The main page of an app on iPhone is precious real estate, and Spotify should start showing me the choices I make most often instead of showing me every choice imaginable.
Audiobooks: Bad Design, Bad Experience
Spotify launched its Audiobooks section for U.S. users in September and has had a rough go of it:
The section launched with links to each audiobook that made it easy to purchase outside of the app where Spotify elected not to make titles available to purchase on the iPhone app because of the 30% Apple commission. Apple made Spotify remove the links.
The section launched without a subscription option like Audible, which Audible employs largely to avoid the 30% Apple commission. With no single purchase or subscription options from the iPhone app, you’re effectively unable to select and play an audiobook.
The recommendation engine has not started recommending books to me based on the podcasts I listen to. Spotify is great at recommendations, so I suspect that will come.
Even though I purchased an audiobook on Spotify’s website more than a week ago, Spotify has never shown it to me within the app. It’s not on the main page, and it’s not on the Audiobooks tab. It definitely purchased; I got a receipt. I don’t know where the audiobook is.
I’ll give Spotify the benefit of the doubt and say maybe these were deliberate choices made as part of a process of rolling out audiobooks and then rolling out features incrementally, but those incremental features have not started rolling out yet as best I can tell.
Spotify will figure it out. I suspect Spotify will launch an Audible-like one-book-a-month subscription in 2023. Spotify has also hinted it will launch ad-supported books, which would be interesting given how consumers have taken to the ad-supported model for streaming TV.
Spotify’s Music Algorithm Stays Undefeated
I subscribe to Apple Music because of the Apple One bundle and to YouTube Music because it comes with ad-free YouTube Premium, and I use them both sporadically. I use Amazon Music — which I recently wrote about here — more for its ad-free podcasts than its ad-free music.

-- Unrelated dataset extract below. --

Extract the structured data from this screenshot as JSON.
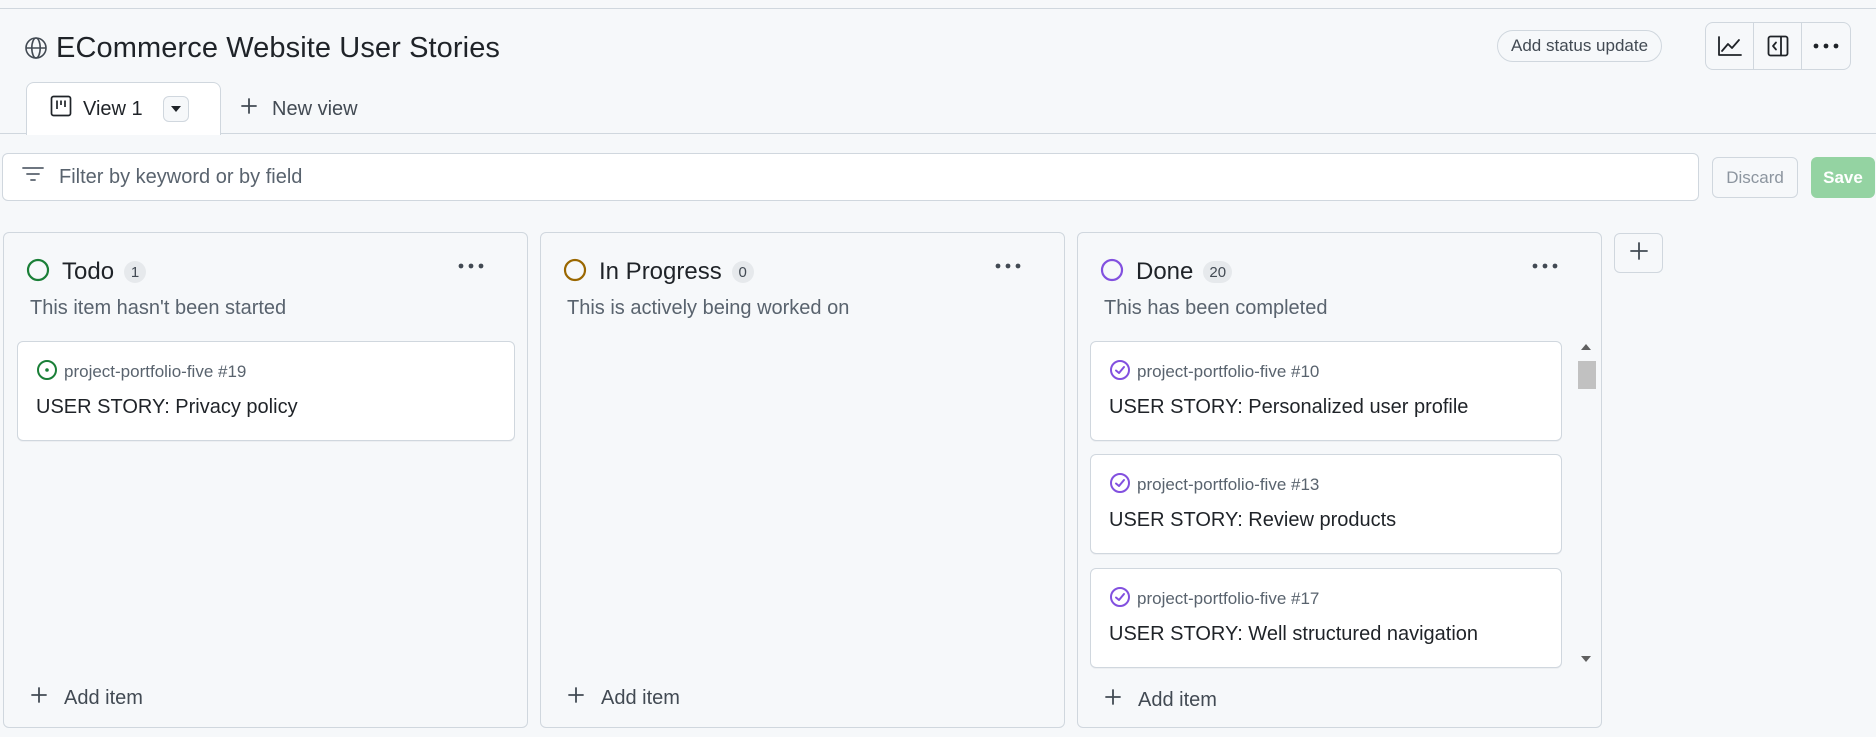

My default music streamer, though, is Spotify because it has the best playlists, has introduced me to many of my favorite bands, and has a “hide song” option for every track that allows you to turn a near perfect Spotify-curated playlist with three songs you don’t like into one with no songs you don’t like.
Three of the five tracks that I listened to the most in the last year, according to my end-of-year Spotify Wrapped, were from bands I discovered on Spotify within the last year. Spotify’s “Alt NOW” playlists consistently plays more tracks that I like than Apple Music’s “ALT CTRL” playlist.
I pay for Spotify Premium so I can skip ads and transfer songs to my Apple Watch, but the free, ad-supported tier of Spotify is extremely good if you just want to listen to Spotify-curated playlists, build your own playlists, have your music and podcasts on the same app, or can’t live without the Joe Rogan Experience podcast.
Its free, ad-supported tier and spectacularly well-tuned recommendation algorithm give Spotify significant advantages over Apple Music and the other music streamers, and I’m optimistic based on how well Spotify had integrated podcasts into the app that it will find its way in audiobooks and streamline the overall user experience.
And, if it doesn’t, I’ll probably still be there for the music.